Elvis is thoroughly charming as Tulsa, an American GI stationed in Germany. He takes part in a rather despicable bet as he claims he can "defrost" a sultry dancer (Juliet Prowse). He succeeds in charming her but, to his own surprise, also falls for her.
Well, the story's simple - but it sets the stage for some truly entertaining Presley songs and some knockout dancing by the charming Juliet Prowse who also gives a good performance. The film is energetically made and the usual Presley "possé" is fairly likable here.

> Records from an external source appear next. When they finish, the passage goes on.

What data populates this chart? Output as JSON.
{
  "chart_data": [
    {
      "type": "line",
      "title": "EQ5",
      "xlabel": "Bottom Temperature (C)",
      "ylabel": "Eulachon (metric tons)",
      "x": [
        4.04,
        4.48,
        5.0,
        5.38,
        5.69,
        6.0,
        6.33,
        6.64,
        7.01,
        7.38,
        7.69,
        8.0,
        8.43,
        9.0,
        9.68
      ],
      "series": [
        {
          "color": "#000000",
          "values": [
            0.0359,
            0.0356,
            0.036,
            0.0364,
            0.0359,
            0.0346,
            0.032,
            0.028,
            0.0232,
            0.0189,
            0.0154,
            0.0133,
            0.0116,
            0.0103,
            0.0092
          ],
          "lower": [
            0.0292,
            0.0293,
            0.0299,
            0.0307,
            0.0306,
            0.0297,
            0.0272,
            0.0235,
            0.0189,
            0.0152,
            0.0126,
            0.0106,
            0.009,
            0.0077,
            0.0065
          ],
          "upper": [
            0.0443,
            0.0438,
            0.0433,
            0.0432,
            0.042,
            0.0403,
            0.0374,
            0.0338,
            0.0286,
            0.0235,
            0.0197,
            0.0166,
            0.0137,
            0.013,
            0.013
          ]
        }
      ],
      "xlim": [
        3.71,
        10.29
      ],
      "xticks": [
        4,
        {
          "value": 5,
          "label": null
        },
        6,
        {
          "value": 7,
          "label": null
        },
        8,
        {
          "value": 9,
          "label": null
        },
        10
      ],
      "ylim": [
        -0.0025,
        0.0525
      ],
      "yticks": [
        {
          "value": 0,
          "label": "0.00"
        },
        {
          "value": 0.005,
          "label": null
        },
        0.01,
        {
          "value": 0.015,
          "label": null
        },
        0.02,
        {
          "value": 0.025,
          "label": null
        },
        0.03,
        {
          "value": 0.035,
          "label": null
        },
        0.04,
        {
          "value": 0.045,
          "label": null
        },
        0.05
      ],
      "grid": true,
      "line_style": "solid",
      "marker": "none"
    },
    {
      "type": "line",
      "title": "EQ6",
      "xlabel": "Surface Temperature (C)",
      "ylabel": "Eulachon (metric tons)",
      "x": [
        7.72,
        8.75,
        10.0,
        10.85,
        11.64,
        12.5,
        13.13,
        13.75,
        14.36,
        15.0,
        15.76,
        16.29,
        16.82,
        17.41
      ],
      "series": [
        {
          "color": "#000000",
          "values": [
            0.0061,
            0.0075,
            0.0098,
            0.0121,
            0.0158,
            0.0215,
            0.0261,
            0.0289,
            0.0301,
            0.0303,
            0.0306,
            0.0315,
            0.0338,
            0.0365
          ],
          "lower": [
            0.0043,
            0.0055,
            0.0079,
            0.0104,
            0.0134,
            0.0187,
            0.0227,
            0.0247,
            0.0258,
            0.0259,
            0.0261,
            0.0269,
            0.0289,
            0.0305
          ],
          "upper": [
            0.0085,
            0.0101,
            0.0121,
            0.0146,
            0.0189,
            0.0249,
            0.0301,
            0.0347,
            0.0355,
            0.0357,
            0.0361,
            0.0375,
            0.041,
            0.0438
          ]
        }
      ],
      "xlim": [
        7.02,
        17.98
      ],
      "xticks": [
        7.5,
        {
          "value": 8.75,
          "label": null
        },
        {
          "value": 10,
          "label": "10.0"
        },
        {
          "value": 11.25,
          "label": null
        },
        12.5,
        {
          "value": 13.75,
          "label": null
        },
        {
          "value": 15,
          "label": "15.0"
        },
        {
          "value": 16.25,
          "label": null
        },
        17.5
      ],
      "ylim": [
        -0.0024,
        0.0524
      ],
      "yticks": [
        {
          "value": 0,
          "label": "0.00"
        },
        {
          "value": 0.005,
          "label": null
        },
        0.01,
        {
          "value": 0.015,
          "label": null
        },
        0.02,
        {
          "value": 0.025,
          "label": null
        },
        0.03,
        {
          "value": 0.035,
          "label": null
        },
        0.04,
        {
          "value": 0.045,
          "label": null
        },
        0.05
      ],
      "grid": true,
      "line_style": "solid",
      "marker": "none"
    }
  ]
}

There's no denying the fact that the "defrost" bet is very tasteless but Elvis's character sidesteps it quite nicely. Here Elvis plays basically the same character as in his subsequent films; a mischievous lad, wholly independent, with a surprisingly strong moral sense and prone to landing in at least one bar fight. But this is the first light-hearted Presley flick and he looks like he's enjoying himself and the songs really are top notch. "Tonight is so right for love" and "Shopping Around" are among many highlights here and it's very funny to see a guy in a bar pick "Blue Suede Shoes" on the jukebox by some rocker named Elvis Presley (and that lands him in a fight with...well, Elvis).
Although "G.I. Blues" laid the groundwork for some inferior films to come it's a very pleasant film and comes recommended to more than just hardcore Presley fans.